In that sphere, What Are Journalists For? accomplishes multiple tasks with grace and smoothness, authoritatively outlining public journalism's origins, ideological context and uncertainties. Rosen first describes how public journalism, as currently conceived, emerged around 1989 from converging worries of communications theorists about the "depressed civic climate"--the decline of our deliberative public space--and those of press leaders such as Knight-Ridder's James Batten over newspapers' decline in circulation and their connection to readers. (In the case of some papers, the former had dropped from 80 percent to 55 percent penetration of local households.)
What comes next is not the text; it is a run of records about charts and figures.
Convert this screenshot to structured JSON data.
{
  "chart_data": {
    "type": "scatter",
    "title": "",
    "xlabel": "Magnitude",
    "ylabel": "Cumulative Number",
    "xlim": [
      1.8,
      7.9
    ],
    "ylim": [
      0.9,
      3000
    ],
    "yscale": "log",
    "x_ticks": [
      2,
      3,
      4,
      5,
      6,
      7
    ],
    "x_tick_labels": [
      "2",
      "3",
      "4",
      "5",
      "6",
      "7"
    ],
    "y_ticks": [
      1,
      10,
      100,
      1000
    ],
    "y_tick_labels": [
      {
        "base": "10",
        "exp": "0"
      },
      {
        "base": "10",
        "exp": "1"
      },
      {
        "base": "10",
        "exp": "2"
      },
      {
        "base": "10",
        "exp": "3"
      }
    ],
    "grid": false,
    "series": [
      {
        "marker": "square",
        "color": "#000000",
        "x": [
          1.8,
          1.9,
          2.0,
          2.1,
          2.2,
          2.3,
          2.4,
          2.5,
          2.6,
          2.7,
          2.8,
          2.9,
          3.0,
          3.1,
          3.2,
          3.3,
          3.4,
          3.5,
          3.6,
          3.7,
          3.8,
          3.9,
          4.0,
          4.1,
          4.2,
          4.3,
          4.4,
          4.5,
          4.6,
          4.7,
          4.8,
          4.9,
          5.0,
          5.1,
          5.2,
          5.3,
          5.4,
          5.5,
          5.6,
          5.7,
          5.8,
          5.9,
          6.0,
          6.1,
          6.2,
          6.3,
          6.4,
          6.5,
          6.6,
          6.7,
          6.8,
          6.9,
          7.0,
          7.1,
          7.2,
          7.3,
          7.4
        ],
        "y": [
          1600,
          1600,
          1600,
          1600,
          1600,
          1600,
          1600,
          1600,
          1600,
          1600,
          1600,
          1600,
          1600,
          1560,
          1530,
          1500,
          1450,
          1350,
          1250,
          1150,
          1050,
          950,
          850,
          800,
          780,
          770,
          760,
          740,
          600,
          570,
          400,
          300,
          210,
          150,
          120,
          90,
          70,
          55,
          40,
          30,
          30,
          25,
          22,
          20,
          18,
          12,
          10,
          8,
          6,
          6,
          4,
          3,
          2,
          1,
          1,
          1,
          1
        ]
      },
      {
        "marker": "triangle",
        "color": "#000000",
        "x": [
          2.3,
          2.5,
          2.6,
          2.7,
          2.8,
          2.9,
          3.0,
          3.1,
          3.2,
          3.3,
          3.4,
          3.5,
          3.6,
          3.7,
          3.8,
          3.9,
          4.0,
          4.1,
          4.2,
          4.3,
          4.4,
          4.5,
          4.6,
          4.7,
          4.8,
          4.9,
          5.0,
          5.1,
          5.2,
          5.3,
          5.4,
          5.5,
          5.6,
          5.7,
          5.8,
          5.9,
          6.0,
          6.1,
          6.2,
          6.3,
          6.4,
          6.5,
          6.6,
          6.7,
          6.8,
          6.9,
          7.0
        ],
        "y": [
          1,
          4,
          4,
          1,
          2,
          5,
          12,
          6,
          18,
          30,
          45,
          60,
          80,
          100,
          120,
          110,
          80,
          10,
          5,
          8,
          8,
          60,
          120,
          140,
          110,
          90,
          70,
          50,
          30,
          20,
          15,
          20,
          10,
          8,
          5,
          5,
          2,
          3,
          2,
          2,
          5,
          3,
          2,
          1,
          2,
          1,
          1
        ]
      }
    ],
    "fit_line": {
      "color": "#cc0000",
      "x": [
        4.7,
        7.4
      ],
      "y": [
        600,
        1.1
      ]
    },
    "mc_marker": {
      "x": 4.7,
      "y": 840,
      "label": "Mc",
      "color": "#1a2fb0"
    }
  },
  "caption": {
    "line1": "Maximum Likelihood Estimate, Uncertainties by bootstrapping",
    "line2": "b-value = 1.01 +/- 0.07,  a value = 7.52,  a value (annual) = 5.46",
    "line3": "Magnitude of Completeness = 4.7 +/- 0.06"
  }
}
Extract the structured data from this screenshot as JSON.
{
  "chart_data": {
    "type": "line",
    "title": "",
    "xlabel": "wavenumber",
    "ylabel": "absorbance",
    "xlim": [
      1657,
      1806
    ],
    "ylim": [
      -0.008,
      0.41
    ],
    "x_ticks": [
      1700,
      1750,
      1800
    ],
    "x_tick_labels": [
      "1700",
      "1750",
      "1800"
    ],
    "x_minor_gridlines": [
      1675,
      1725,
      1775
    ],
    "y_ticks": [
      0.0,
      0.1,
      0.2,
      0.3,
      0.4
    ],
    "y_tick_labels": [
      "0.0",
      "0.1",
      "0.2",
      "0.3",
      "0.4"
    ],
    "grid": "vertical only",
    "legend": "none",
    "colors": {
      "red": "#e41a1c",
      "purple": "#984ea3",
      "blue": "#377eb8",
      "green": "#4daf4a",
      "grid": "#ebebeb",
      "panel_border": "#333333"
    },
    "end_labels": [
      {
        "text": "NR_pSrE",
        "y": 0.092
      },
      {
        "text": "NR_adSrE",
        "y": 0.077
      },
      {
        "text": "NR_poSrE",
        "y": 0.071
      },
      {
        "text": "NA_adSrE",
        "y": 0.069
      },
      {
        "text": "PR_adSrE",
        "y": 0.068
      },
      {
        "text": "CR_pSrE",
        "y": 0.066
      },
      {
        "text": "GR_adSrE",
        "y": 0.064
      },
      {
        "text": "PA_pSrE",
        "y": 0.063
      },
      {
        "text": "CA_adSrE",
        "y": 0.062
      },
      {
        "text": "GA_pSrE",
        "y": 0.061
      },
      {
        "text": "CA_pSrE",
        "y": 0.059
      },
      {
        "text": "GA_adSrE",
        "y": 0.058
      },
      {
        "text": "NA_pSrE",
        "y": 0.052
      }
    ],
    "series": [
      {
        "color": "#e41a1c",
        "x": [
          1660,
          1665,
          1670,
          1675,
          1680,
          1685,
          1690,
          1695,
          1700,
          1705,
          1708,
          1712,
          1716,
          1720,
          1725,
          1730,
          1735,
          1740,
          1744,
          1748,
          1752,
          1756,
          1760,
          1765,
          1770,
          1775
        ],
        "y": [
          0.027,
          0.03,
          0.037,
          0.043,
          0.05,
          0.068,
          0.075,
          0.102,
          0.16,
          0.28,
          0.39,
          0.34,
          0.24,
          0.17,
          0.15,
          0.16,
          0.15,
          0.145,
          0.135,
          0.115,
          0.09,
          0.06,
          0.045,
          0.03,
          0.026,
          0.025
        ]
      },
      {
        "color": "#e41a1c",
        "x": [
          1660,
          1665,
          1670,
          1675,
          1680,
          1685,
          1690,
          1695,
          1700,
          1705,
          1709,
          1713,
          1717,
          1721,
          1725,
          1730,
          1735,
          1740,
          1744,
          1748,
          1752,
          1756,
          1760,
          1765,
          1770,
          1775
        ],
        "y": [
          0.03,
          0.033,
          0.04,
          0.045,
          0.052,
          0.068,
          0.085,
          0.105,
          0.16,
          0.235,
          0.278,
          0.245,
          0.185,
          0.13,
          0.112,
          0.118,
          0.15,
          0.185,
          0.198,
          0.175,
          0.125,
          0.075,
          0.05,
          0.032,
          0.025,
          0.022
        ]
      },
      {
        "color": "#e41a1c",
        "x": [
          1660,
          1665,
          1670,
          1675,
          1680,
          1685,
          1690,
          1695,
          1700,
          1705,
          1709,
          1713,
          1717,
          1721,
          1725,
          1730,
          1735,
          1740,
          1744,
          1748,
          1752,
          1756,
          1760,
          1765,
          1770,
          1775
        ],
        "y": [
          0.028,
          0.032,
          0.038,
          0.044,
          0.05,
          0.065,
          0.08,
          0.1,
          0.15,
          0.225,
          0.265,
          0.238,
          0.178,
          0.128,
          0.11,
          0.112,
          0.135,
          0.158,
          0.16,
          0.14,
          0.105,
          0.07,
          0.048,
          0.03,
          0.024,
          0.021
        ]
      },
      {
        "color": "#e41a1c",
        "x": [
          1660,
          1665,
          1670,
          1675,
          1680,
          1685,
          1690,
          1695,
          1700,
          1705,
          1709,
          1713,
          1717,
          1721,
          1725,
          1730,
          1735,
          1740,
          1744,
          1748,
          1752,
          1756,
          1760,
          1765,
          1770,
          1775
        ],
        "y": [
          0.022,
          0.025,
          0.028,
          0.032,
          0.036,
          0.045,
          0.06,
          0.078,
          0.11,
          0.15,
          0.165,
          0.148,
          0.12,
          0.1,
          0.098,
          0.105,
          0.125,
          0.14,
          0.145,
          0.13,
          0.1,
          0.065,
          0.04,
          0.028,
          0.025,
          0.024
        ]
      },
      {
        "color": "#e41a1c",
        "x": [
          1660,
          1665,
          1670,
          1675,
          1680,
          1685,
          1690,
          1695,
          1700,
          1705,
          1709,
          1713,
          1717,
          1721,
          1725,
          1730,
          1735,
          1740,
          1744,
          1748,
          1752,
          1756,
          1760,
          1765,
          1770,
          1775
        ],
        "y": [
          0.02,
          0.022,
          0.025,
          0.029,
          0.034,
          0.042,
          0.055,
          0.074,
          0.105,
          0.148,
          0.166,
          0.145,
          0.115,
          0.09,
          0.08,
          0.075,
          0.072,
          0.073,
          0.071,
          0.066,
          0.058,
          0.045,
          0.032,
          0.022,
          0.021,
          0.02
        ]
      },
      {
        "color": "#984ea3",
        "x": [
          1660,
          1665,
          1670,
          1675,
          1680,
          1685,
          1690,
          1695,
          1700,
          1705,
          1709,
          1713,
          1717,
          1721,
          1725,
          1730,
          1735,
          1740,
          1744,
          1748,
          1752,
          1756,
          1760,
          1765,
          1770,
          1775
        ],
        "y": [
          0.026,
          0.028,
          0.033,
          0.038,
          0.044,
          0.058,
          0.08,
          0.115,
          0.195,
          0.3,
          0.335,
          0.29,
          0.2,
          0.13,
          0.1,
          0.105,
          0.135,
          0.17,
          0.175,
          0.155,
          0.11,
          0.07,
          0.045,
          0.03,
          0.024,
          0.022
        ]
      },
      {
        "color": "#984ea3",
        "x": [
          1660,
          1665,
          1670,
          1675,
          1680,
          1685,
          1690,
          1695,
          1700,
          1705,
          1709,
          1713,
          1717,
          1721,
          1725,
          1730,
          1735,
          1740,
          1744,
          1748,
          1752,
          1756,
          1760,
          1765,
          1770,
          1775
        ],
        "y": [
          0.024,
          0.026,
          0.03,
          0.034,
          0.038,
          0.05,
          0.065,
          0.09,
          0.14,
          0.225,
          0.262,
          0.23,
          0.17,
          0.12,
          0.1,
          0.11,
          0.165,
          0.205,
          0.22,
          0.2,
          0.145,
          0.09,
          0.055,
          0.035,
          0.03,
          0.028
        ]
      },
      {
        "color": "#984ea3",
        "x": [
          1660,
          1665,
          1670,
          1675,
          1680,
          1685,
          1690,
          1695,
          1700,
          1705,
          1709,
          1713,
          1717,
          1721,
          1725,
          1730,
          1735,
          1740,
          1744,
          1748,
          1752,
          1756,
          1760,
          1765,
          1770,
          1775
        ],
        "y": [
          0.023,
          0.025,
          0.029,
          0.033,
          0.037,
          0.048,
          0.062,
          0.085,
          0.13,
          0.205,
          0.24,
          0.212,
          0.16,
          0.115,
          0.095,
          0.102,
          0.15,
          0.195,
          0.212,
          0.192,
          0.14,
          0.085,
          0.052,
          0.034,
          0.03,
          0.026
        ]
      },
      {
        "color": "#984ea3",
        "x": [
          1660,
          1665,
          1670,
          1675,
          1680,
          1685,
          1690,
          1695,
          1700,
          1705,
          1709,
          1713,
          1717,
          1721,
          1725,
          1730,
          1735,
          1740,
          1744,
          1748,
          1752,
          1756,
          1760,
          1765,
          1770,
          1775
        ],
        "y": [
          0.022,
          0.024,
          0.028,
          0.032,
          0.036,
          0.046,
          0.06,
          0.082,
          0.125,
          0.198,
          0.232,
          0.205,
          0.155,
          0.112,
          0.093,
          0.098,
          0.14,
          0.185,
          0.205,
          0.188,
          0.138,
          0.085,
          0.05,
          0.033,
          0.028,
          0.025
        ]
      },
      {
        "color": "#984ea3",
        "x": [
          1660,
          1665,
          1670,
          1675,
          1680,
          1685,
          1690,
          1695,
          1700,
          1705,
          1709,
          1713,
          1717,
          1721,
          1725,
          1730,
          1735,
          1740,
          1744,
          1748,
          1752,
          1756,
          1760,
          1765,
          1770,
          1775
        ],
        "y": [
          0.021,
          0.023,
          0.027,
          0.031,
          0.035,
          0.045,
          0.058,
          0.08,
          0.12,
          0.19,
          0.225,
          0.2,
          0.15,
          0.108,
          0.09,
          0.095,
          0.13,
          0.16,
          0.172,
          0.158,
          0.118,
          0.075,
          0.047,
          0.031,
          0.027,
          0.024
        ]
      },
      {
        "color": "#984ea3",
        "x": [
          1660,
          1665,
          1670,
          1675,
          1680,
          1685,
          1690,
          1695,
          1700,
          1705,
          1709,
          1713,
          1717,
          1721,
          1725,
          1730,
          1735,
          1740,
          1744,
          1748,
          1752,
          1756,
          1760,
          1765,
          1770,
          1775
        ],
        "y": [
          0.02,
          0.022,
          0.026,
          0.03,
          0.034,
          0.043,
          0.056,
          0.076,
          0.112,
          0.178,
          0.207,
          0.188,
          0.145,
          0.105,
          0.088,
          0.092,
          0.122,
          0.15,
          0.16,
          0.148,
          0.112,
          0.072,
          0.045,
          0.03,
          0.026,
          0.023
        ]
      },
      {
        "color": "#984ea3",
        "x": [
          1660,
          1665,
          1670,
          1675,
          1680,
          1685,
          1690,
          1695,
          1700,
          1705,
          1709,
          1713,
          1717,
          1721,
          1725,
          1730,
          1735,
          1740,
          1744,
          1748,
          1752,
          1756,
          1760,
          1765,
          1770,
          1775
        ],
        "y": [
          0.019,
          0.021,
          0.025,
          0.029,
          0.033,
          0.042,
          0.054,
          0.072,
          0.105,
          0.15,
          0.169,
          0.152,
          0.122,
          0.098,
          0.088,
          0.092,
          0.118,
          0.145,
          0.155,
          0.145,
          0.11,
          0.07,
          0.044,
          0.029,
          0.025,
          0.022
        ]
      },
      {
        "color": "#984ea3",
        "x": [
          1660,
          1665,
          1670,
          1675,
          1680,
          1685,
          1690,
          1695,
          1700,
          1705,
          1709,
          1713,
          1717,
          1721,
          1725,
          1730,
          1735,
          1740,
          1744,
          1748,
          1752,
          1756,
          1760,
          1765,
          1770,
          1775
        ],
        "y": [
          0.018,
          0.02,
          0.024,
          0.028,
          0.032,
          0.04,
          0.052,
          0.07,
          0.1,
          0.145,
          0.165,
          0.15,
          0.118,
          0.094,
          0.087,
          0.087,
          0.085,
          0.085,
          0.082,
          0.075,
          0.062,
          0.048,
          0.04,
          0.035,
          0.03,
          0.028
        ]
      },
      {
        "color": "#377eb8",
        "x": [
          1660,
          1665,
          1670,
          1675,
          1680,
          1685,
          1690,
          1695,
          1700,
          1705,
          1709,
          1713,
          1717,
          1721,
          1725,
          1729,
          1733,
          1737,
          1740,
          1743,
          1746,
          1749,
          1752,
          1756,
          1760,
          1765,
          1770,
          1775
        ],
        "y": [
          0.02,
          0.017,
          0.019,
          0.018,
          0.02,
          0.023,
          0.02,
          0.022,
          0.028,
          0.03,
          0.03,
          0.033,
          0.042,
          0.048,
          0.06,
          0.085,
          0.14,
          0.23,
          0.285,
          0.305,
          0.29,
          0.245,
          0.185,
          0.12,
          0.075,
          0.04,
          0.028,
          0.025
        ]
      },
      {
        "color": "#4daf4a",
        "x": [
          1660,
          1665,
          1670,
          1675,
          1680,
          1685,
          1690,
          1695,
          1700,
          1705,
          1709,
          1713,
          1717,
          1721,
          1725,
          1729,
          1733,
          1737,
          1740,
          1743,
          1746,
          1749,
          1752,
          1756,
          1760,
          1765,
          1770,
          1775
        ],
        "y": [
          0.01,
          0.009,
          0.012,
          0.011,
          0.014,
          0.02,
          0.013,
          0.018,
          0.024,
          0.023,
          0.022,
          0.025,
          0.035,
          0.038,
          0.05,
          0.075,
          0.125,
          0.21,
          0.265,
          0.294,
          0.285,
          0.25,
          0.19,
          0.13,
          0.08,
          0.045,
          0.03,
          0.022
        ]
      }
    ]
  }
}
Wichita Eagle editor Davis Merritt, an early activist in the movement, saw a need for papers to emphasize citizens' perspectives on issues, not the mechanics of campaign process favored by political operatives. The Washington Post's David Broder bemoaned the poverty of political reporting, and Rosen himself grew fascinated with the leadership of Georgia's Columbus Ledger-Enquirer, which galvanized citizens of its town into meetings and formation of a citizens' group, United Beyond 2000, that strategized about the town's future.
Rosen next places those early palpitations of public journalism within the growing academic interest at the time in issues of public deliberation, and he elaborates on the views of important theorists of communication like Dewey, Lippmann, Habermas and James Carey. In some ways, Rosen argues, public journalism recapitulates the twenties debate between Dewey and Lippmann over whether the public (Dewey's choice) or experts (Lippmann's) should run democracy. Here, Rosen tends to align journalists and readers with Dewey's and Lippmann's models rather than analyze the fit. In any event, public journalism began to jell within a few years, and Rosen spends several chapters reporting the experiences of seven newspapers that attempted to practice it.
Examples include the Dayton Daily News taking charge of local debates on plant closings; the Akron Beacon Journal following a yearlong series devoted to citizen opinion on race with a regional planning organization called Coming Together; the San Jose Mercury News's decision to supplement editorials with public forums and discussion guides; the Colorado Springs Gazette's move to make its reporters engage in "public listening" and its editors frame stories from a number of perspectives; and the Norfolk Virginian-Pilot's whole-hog "intellectual journey" into public journalism.